Conteste ou impugne a decisão da entidade patronal
Se continua convicto de que o despedimento não tem causas lícitas, então, o segundo passo a dar é
impugná-lo, avançando junto do Tribunal do Trabalho com uma ação de impugnação judicial da regularidade e licitude do despedimento. O requerimento é feito através de formulário, a preencher pelo próprio trabalhador e entregue na secretaria daquele tribunal no prazo de 60 dias (dois meses) desde que tomou conhecimento da decisão de despedimento.
Instaura-se, então, o processo judicial e a entidade patronal será chamada a fazer prova das causas que levaram ao despedimento do trabalhador. A decisão final caberá ao juiz, pois só ele é que pode apreciar se um despedimento é lícito ou não.
Que desfecho resulta da impugnação do despedimento?
Confirmando-se a ilegalidade do despedimento, há dois desfechos possíveis, cabendo ao trabalhador escolher:
ser reintegrado na empresa;
receber uma indemnização cujo montante é estabelecido pelo tribunal, mas que será determinado dentro dos seguintes limites: “entre 15 e 45 dias de retribuição base e diuturnidades por cada ano completo ou fração de ano de antiguidade, com o limite mínimo de três meses de retribuição base e diuturnidades”.
Em ambos os casos, e desde que o requeira ao Tribunal e faça prova dos danos alegados, o trabalhador tem sempre direito a receber os salários que deixou de receber por ter sido despedido e a uma compensação por danos sofridos.
Aquela frase, proferida pelos meus pais em todos os verões: “tem cuidado, olha pela tua saúde”, continua a ecoar dentro de mim e a fazer todo o sentido atualmente. Não que eu passe muito tempo ao sol (porque com o frenesim do dia-a-dia do trabalho não temos muito tempo para descansar). Mas, porque, de facto, às vezes entregamo-nos tanto àquela que entendemos ser a nossa missão e à nossa entidade empregadora, que nos esquecemos do mais elementar: ter cuidado com as intenções do outro e olhar pela nossa saúde.
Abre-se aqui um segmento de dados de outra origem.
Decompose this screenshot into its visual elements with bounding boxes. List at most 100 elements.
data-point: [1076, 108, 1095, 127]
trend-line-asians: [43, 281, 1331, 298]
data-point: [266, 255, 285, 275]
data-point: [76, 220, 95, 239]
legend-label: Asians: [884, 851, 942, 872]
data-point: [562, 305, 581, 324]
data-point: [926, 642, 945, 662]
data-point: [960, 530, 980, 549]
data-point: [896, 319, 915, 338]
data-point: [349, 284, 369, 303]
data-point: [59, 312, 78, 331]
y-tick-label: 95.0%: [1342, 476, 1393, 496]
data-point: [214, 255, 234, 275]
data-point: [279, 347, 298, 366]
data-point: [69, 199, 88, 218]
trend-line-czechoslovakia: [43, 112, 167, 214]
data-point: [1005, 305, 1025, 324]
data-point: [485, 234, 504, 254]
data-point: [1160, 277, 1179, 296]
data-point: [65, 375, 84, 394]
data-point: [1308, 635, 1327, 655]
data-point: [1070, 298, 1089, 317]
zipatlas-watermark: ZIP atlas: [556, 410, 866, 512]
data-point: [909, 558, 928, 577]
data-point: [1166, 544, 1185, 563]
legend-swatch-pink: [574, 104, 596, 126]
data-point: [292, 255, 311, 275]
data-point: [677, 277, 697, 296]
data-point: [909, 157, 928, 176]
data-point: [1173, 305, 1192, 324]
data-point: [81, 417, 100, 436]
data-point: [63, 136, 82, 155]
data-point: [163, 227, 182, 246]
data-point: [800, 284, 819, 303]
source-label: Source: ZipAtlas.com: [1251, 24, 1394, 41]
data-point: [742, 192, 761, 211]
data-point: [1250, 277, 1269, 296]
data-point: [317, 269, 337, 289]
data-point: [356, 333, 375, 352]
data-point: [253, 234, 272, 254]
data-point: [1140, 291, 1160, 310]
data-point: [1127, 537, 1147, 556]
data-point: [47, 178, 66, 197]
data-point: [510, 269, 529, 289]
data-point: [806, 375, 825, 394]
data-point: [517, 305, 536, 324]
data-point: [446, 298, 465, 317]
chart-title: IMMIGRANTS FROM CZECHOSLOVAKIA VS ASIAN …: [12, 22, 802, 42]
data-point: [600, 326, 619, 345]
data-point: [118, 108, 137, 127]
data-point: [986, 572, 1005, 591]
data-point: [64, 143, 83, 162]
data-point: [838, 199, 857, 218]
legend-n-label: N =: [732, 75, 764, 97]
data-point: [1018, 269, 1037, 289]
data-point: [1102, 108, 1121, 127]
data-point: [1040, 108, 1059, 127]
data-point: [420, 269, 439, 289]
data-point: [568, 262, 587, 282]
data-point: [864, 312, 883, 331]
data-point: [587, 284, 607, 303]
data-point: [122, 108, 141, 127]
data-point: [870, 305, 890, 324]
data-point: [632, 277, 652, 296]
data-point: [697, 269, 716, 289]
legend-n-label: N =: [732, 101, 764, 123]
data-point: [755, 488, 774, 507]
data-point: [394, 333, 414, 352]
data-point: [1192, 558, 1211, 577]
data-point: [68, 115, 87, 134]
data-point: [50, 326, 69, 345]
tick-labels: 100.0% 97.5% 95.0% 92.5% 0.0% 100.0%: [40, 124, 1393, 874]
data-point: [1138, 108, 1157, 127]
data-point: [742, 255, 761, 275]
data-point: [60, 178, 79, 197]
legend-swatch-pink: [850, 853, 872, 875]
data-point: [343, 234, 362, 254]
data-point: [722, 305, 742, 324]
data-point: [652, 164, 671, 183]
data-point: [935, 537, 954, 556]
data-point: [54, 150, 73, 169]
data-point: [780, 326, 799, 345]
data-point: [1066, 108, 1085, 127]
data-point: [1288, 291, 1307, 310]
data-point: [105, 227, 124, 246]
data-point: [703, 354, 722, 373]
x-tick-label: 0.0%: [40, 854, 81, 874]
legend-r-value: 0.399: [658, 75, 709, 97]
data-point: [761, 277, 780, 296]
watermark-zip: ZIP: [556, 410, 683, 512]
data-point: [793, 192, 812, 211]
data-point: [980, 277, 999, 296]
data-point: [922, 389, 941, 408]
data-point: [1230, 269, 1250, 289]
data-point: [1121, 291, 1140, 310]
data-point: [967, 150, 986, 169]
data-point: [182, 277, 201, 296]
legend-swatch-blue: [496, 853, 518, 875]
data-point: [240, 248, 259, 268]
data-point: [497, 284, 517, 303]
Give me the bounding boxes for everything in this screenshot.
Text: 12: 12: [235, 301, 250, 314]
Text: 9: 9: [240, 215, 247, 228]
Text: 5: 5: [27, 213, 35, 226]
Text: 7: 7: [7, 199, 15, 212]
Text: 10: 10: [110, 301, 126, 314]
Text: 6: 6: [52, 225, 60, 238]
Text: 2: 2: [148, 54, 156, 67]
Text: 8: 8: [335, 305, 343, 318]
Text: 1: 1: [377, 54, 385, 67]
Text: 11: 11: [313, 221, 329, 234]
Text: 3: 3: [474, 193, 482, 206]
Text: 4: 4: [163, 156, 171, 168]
Talvez hoje o azar que até então atingia os outros, lhe tenha calhado a si. Se for o caso, não ceda à tentação de se sentir lixo e completamente deprimido. Felizmente, nós somos o resultado de todas as dimensões da nossa vida e não apenas do que nos acontece a nível profissional. Para além disso, já dizia Good Witch “O que acontece não nos define. Somos definidos pela forma como reagimos ao que acontece connosco”.
Se foi confrontado com um despedimento sem justa causa, levante-se, erga a cabeça, vá buscar forças a quem realmente o valoriza, reúna todas as provas documentais e testemunhais e procure um advogado que o compreenda e que o ajude a dar o próximo passo: impugnar o seu despedimento ilícito e lutar pela indemnização a que tem direito.